In the Spider-man cartoons Coulson is a joke, because if he was a competent grown up that could handle the problems for them then why would they hero? Well, because there's more problems than that, obvs. But by extension SHIELD is a joke, to make it so teenager supers are a thing. Like, whenever the team runs back to SHIELD for protection and support, SHIELD get kicked and the team ends up doing the fighting. Which just seems unnecessary? Like, law enforcement is a real thing that tends to work, and yet crime happens because police have to actually arrive after they're called. The episodes are only 20 minutes long, run them in real time and New York traffic and do you really need an excuse for why SHIELD aren't there yet? Well with a helicarrier that's always above the city then yes you do. But still.
It's like how urban fantasy mostly makes it so the police can't help, could just get themselves killed, so the 'hero' can ignore the whole concept of law and law enforcement and capturing criminals and holding them for trial and trials and prisons and sentences and appeals and, you know, civilisation, and instead can just solve problems with violence.
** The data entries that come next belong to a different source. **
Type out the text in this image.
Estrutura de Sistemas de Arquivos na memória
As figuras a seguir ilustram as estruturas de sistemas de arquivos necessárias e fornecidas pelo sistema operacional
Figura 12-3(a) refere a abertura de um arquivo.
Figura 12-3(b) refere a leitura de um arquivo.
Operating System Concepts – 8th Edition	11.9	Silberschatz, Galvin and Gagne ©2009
The way most superhero stories are set up, they're left on their own to solve problems with violence, and prison is a revolving door, treatment ineffectual at best, and capture kind of futile. Why write it that way? Why not have the hero be part of a loyal law enforcement team that works within a system that has trials and lawyers and all the rest?
Power fantasy. Blergh.
Stories need different generations to be actual people on the inside, systems to be set up so that humans can be human and it actually work, diplomacy and redemption to be actual useful words. Otherwise they're all twisted up small and turn into long fight scenes.
... or I could watch different genres.
... but I kind of like these ones, with some tweaks, I just complain about them a lot.